A forthcoming monograph, Lillian Bassman: Women (Abrams), also shows the artist to be a master comeback kid. In the early 1970’s, disenchanted with the increasing commercial demands of the fashion industry and the conservative aesthetic responsibility that came with it, Bassman destroyed decade’s worth of negatives and prints. Only in the early 1990’s, when a garbage bag of film was found in Bassman’s home by her friend, the painter Helen Frankenthaler, did she consider a return. She’s re-worked many of the discarded images, pushing shadows in to solid black forms, and blowing out highlights to snow white.
Some things, Bassman says, have changed. Asked how the models from decades ago differ from the crop we see today, Bassman says, “I remember not too long ago I had a job to do for German Vogue and I saw all this beautiful clothing and these wonderful things. I began to photograph the model and I found that she was 15 or 16 years old and nothing came through. I couldn’t get to imagine or feel that this girl believed or belonged in these fabulous furs… and it destroyed the whole thing for me. She was a child dressed up.”

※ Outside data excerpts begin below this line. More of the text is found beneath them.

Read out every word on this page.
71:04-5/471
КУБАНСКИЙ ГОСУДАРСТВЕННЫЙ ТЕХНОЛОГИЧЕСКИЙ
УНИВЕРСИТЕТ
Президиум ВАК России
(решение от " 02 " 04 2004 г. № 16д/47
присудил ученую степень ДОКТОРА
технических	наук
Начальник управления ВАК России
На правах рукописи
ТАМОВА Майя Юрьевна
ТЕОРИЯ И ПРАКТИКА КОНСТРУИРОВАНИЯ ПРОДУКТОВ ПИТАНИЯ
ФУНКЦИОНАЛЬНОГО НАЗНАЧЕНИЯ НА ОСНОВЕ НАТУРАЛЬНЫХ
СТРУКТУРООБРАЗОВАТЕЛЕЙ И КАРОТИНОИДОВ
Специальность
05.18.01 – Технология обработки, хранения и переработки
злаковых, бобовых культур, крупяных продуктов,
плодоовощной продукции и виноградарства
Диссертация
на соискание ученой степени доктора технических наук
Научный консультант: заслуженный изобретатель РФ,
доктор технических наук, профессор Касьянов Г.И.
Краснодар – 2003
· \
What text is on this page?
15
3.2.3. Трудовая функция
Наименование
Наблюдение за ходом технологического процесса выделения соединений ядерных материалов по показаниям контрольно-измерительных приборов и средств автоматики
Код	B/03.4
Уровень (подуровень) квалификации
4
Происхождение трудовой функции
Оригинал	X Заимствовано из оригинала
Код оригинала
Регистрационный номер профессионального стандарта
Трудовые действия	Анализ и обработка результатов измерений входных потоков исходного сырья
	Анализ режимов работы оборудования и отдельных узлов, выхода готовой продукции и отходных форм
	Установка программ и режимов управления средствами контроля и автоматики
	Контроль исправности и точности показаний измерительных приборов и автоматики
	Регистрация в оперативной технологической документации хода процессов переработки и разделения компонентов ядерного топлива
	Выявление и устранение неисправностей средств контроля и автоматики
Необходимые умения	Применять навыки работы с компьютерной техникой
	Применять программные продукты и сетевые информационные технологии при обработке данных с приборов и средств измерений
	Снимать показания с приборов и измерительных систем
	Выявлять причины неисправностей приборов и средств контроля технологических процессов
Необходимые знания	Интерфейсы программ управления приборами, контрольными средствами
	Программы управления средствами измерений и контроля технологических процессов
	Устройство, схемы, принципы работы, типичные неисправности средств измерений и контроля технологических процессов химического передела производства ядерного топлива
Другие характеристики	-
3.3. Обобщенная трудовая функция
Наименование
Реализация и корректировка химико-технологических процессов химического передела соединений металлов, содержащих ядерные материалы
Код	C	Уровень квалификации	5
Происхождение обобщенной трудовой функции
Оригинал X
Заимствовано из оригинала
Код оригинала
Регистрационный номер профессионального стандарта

Bassman’s images make dramatic play of high contrasts of tones leading to near-complete abstraction, with obvious grain scarring, all originally achieved through darkroom techniques like bleaching, blurring, and staining. Asked if she would ever return to the darkroom Bassman exclaimed in an exasperated tone “I can’t! The chemicals are different, the paper is different. All of the things I used in the darkroom are gone, and there is really no reason to with the computer. Time goes on, techniques have to change.”